Houle d’après la bataille



Ça sent la fumée, c’est agréable (la fumée de feuilles). Il y a de beaux noyers dans les champs. La terre a été remuée. Il y a des saules aussi, mais pas des saules pleureurs, des saules impulsifs qui partent en l’air. C’est une espèce. Un homme passe avec une bicyclette postale – jaune. Ce doit être le frère d’un facteur. (Charles-Albert Cingria)

Il faudrait saisir le monde avant qu’il ne devienne une figure de pierres, des grimaces sur ton visage, un pavage de bonnes intentions, avant que les choses qui le traversent ne s’embourbent dans une terre dont on dira qu’elle leur était due.
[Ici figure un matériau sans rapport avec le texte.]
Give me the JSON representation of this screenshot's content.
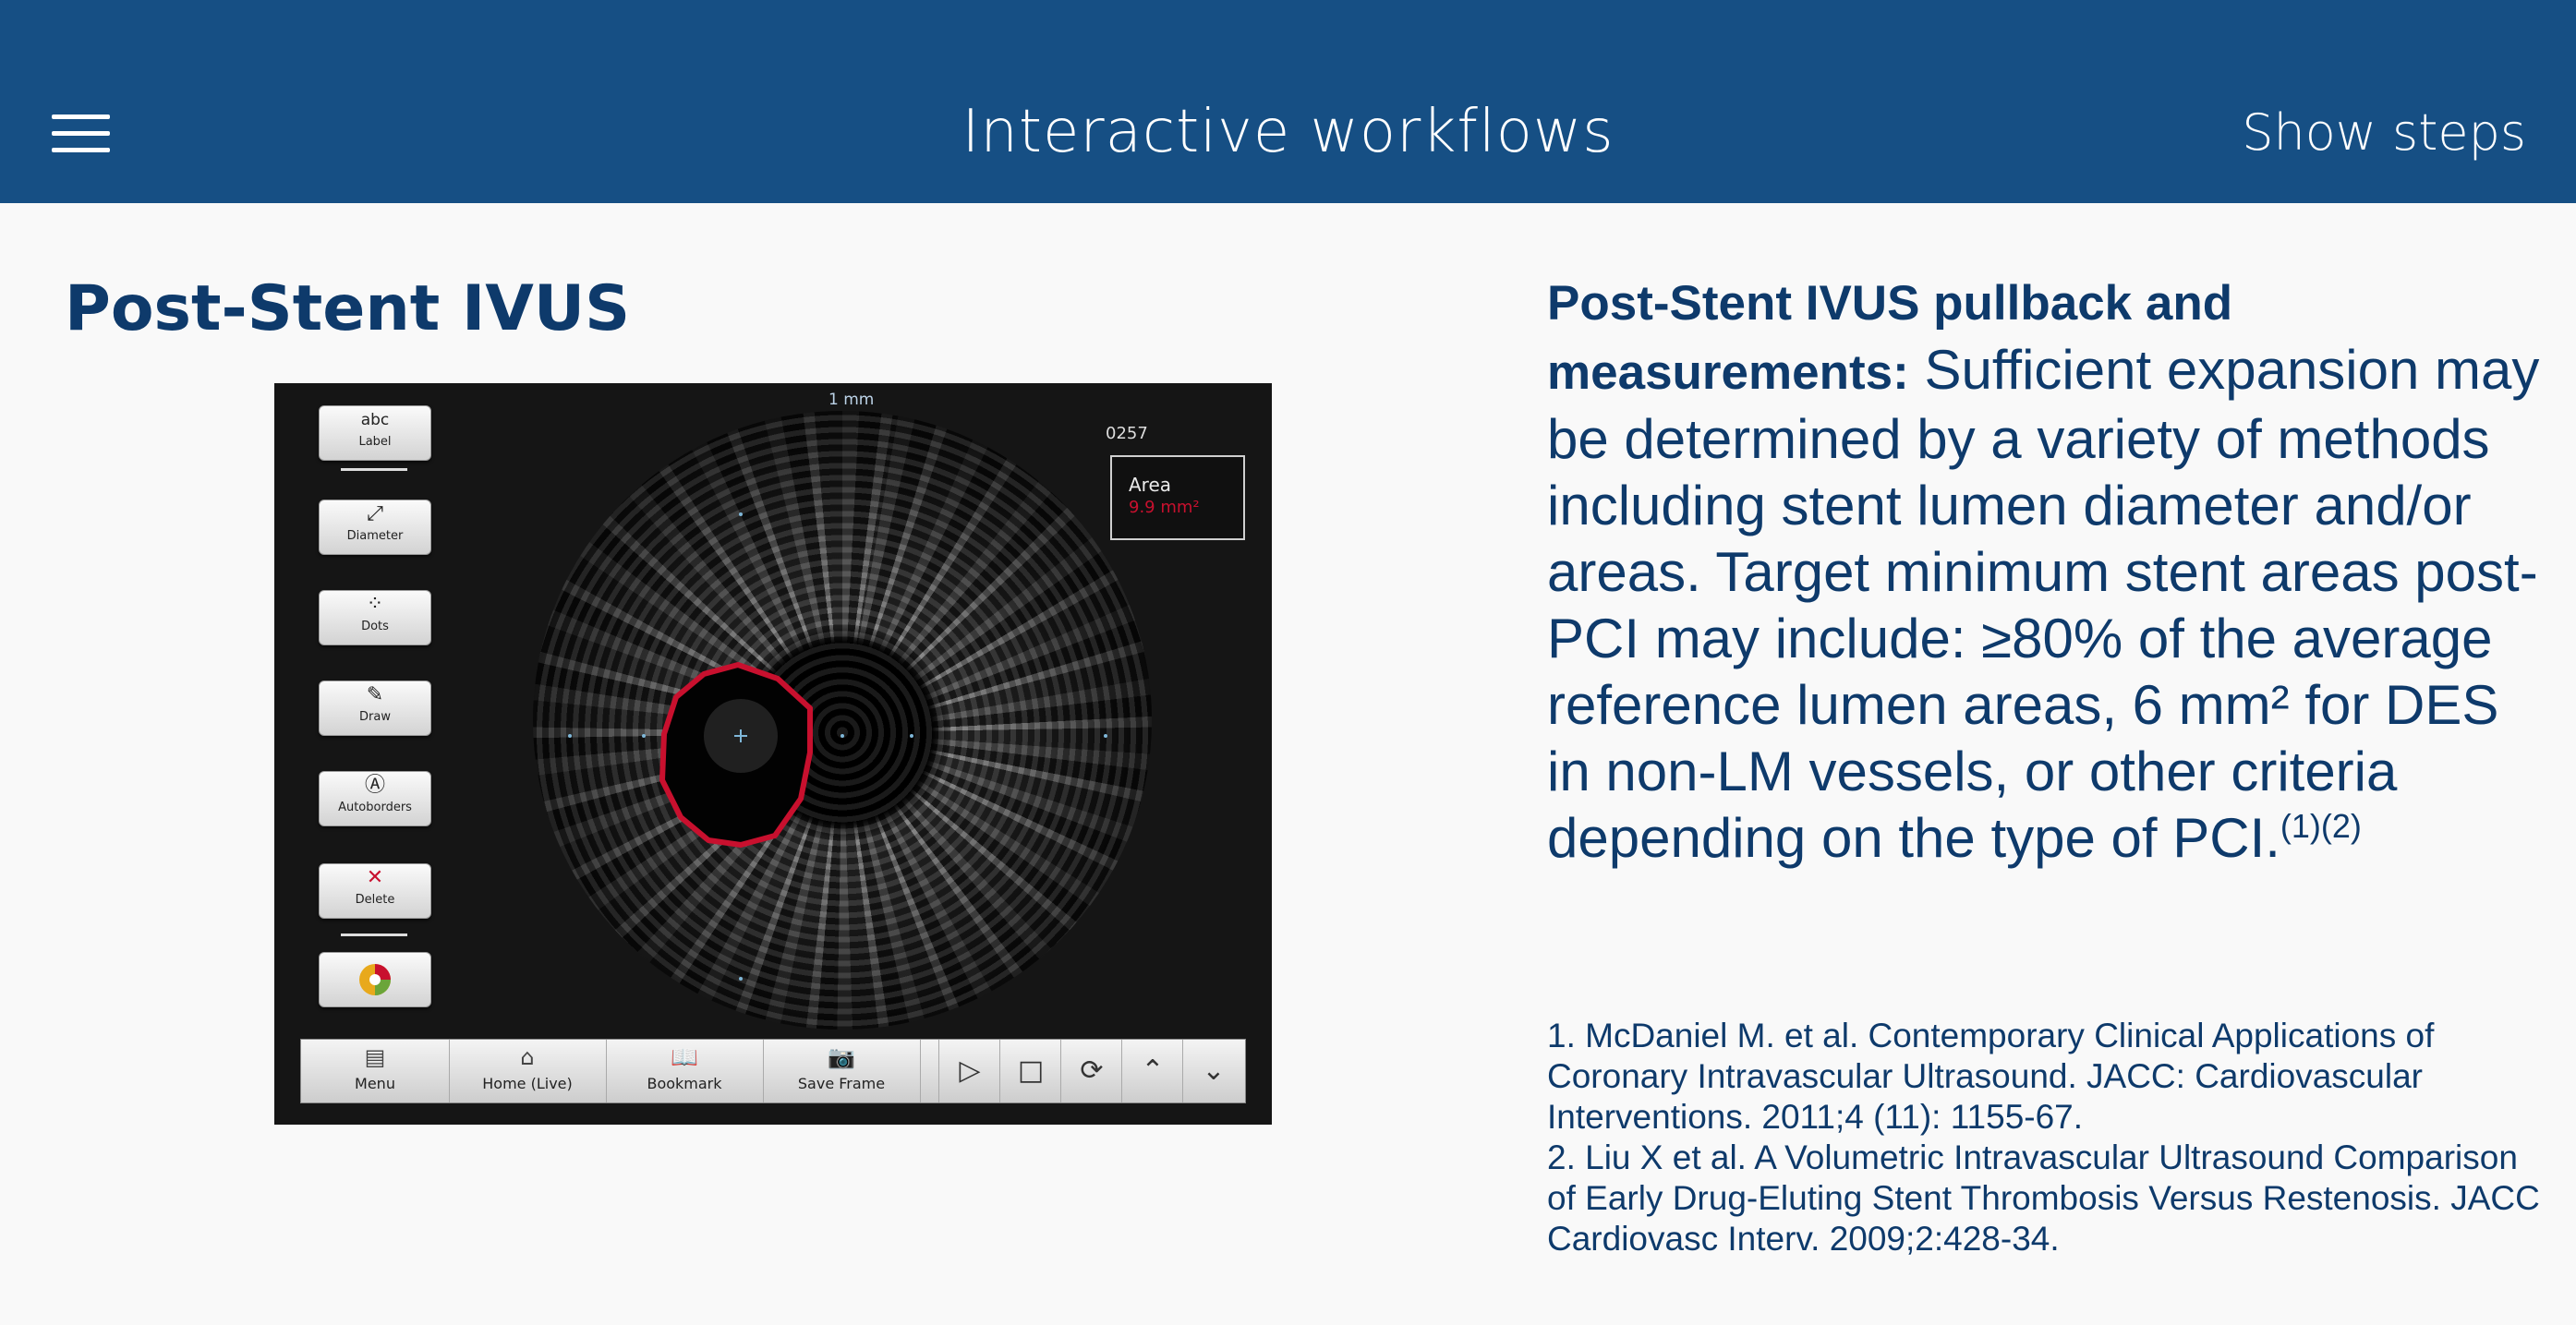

Juxtaposition encore hésitante, bouts d’innocence, cortège de modesties mises bout à bout, sans mot de liaison. Parataxe, aucune subordination, ni relation ni ordre, nappe ou vague continue, présences, pluies et glissements.

Les phrases se mettent à pencher, regarde le lierre, il monte en spirale autour du nouvel arrivant, deux mots font saillie, le miel coule, j'aperçois un tunnel qui creuse sa galerie, les nuages font des bascules – politesses de voisinage. Le monde tangue, un seau percé, une araignée tisse tes cheveux, l’éclair d’un sabre illumine les bois.

Il faudrait saisir le monde d'avant la bataille à laquelle se livreront les éléments à l’étroit dans les couloirs du langage, lorsque les choses ne sont encore que prépositions, lorsque le monde balance les bras en tous sens. Peu de choses, deux ou trois qui dansent un pas de deux.

Faut-il croire à cette lâcheté de la première heure, l’espérer parce qu’on n’y tolère ni arrière-pensées ni sous-entendus? Il y a là comme une mélodie qui chasse l’implicite, courbe l'espace et nous dispense des coups d’éclat, sans que rien ne soit mis à l’index ou érigé à la tête de l’état. L'abondance nue débarrassée des chevilles et des mortèzes, des boucles de barbelés qui sacralisent le langage, des effets, des figures qui jalonnent et enchaînent.

Restent la flamme de l’ostensoir dans l’église vide et les innombrables voyages sans noise ou d’après la noise. Il ne sert à rien d’anticiper, la rupture continue tient haut les coeurs. Les mots libérés du corset des mots montrent du doigt la douce conspiration des choses qui sourient lorsque le témoin de la bataille se réveille désorienté.